Não acredito em pastores que vendem água santa, lenço ungido, fazem descarrego na TV ou dão ibope para o demônio em rede nacional fazendo entrevistas completas com ele e ao vivo.

Não acredito em gente que prega fé sem razão, mas também não acredito em quem quer racionalizar todas as coisas.

Não acredito em gente xiita, mas também não acredito em gente cética.

Acredito em milagres, Noé, Moisés,  e todas aquelas coisas que as pessoas insistem em dizer que não fazem o menor sentido para a ciência. A ciência não é a dona de todas as certezas e, sinceramente, acho tão patético você acreditar em Big Bang quanto eu em Adão e Eva, vamos combinar.

Ser evangélica é um desafio diário, mas de maneira alguma é vergonha pra mim.

E podem jogar as pedras, já não ligo mais.

4 responses to this post.

  1. Posted by Beka on 07/09/2010 at 02:20

    Tudo que é extremo é prejudicial, deixa de sentir o outro lado da moeda e de ver a outra versão das coisas.

    O que tá faltando nesse mundo é o equilíbrio entre as coisas, porque de hipocrisia já estamos cheios…e infelizmente, essa hipocrisia aparece muito mais nesse mundo crente, do que pode e o que não pode.

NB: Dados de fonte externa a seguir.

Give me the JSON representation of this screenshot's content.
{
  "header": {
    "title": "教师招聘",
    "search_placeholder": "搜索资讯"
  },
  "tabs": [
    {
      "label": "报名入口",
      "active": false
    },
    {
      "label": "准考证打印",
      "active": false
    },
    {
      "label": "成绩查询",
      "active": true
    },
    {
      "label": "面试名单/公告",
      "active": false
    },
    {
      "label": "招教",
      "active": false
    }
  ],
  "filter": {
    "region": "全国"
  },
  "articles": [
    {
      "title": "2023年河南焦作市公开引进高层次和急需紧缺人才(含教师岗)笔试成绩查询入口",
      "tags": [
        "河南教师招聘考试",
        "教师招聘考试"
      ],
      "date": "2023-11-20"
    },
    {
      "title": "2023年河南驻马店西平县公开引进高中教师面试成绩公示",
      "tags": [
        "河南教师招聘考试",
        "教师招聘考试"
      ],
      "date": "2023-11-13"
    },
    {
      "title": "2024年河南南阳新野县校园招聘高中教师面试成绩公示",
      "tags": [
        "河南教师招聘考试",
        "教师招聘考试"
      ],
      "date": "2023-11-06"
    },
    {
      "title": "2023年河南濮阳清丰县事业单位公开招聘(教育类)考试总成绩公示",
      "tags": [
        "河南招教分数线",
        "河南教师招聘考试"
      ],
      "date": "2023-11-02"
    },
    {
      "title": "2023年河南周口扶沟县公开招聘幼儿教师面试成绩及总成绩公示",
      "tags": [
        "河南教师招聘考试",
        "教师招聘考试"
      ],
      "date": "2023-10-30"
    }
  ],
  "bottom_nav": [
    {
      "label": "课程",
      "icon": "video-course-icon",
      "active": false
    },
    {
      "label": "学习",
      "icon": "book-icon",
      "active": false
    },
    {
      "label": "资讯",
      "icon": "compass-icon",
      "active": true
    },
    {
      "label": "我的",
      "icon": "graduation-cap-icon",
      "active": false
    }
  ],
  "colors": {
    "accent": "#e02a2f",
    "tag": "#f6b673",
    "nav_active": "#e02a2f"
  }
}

    Falta bom senso, falta o meio termo.

    Responder

  2. Concordo com você. Os evangélicos são os mais perseguidos.
    Conheço vários casos de kardecistas malucos, como a mãe da minha melhor amiga que falava que os espíritos obsessores estavam na balada, assim como conheço católicas que achavam que a filha era virgem, mas acabou engravidando aos 14 anos.
    A questão é sempre o bom senso (ou a falta dele).
    Já falei sobre a evangélica da minha sala que fica tentando converter todo mundo, mas casou com o bispo e depois se separou? Segundo a lenda, ela ficou com boa parte da grana dele. Ué, cadê o desapego? Sem contar que ela é extremamente invejosa e fofoqueira. Cadê a humildade e o perdão?
    Só que por outro lado eu acredito que a pessoa que ela é independe da religião que ela segue. Se ela fosse muçulmana, judia, agnóstica ou seguisse qualquer outra religião, eu a acharia uma bossal da mesma maneira.
    O xiita é tão ridículo quanto o cético. Meio termo, gente. Meio termo.

    Responder

  3. Posted by Giu on 08/09/2010 at 18:12

    Olha, eu sou atéia e tenho umas posições bem fortes, digamos, sobre religião. Eu acho que o problema está no fato de vc ser exceção entre os evangélicos, pelo menos entre os vários que eu conheço. Você tem a sua fé mas consegue enxergar em quais pontos a religião ou a igreja falham, em quais pontos elas são anacrônicas e o quanto vc pode ou não flexibilizar. O problema é que são pouquíssimas as pessoas que fazem isso. E acho que vc concorda nesse potno comigo, porque vc é julgada por fazer coisas como estudar design. Tipo gente, hello, qual é o problema? Esse tipo de visão que faz eu ter asco de grande parte das religiões.

    E esse tipo de intolerância e de regras sem sentido das religiões faz com que muita gente se torne hipócrita. Eu era amiga de uma menina evangélica dessas bem fiéis que se dizia a senhora perfeita e falava que num deixava o peguete nem passar a mão na bunda dela, mas pagava boquete pro primo escondida nas férias. Essa hipocrisia que num pode, gente! Se todo mundo fosse que nem vc, que tem uma fé, assume a sua fé mas assume também as coisas que faz que teoricamente vão “contra” a sua fé, o mundo seria bem diferente.

    Outro problema com as religiões evangélicas é que muitos (again, não todos, mas a maioria) não aceitam que vc pense diferente ou acredite em coisas diferentes e não perdem uma única oportunidade de tentar te converter. Eu nunca fui falar mal de Deus pra vc e vc nunca veio tentar me convencer a acreditar em Deus. Não podiam ser todos assim?

    Ai, acho que ficou confuso demais, né?